向郁階(1890.5.11-1979.8.4),名德棣,字郁階、別號灌臾,法學家。
基本介紹
- 中文名:向郁階
- 出生日期:1890.5.11
- 逝世日期:1979.8.4
- 主要成就:法學家
湖南澧縣劉家河寶塔灣人。名德棣,別號灌臾。一九一四年,人湖南省立法政專科學校,一九一八年赴日本早稻田大學,後留學英、法,獲巴黎大學法學博士學位。一九二二年後,任教北京朝陽大學、北京大學教授。
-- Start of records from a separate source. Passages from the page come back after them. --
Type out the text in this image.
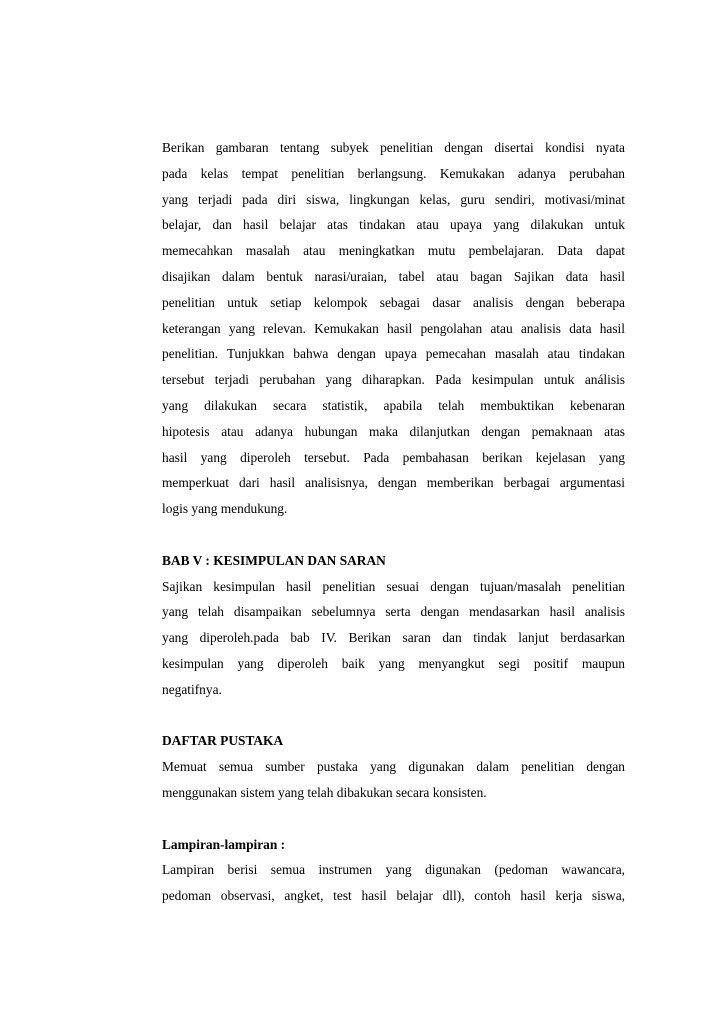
Berikan gambaran tentang subyek penelitian dengan disertai kondisi nyata
pada kelas tempat penelitian berlangsung. Kemukakan adanya perubahan
yang terjadi pada diri siswa, lingkungan kelas, guru sendiri, motivasi/minat
belajar, dan hasil belajar atas tindakan atau upaya yang dilakukan untuk
memecahkan masalah atau meningkatkan mutu pembelajaran. Data dapat
disajikan dalam bentuk narasi/uraian, tabel atau bagan Sajikan data hasil
penelitian untuk setiap kelompok sebagai dasar analisis dengan beberapa
keterangan yang relevan. Kemukakan hasil pengolahan atau analisis data hasil
penelitian. Tunjukkan bahwa dengan upaya pemecahan masalah atau tindakan
tersebut terjadi perubahan yang diharapkan. Pada kesimpulan untuk análisis
yang dilakukan secara statistik, apabila telah membuktikan kebenaran
hipotesis atau adanya hubungan maka dilanjutkan dengan pemaknaan atas
hasil yang diperoleh tersebut. Pada pembahasan berikan kejelasan yang
memperkuat dari hasil analisisnya, dengan memberikan berbagai argumentasi
logis yang mendukung.
BAB V : KESIMPULAN DAN SARAN
Sajikan kesimpulan hasil penelitian sesuai dengan tujuan/masalah penelitian
yang telah disampaikan sebelumnya serta dengan mendasarkan hasil analisis
yang diperoleh.pada bab IV. Berikan saran dan tindak lanjut berdasarkan
kesimpulan yang diperoleh baik yang menyangkut segi positif maupun
negatifnya.
DAFTAR PUSTAKA
Memuat semua sumber pustaka yang digunakan dalam penelitian dengan
menggunakan sistem yang telah dibakukan secara konsisten.
Lampiran-lampiran :
Lampiran berisi semua instrumen yang digunakan (pedoman wawancara,
pedoman observasi, angket, test hasil belajar dll), contoh hasil kerja siswa,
一九二七年返湘參加北伐,後在湖南省高級農業學校等校任教。一九三七年曾任全國抗敵後援總會湖南分會主任委員。參與籌辦明道中學和九澄中學,兼任校長。一九四六年,任蘭州大學教授、商學院院長、湖南大學教授兼省克強學院教務長。中華人民共和國成立後,任中南財經學院、湖北大學法律系教授、系主任、兼編譯室主任、圖書館館長。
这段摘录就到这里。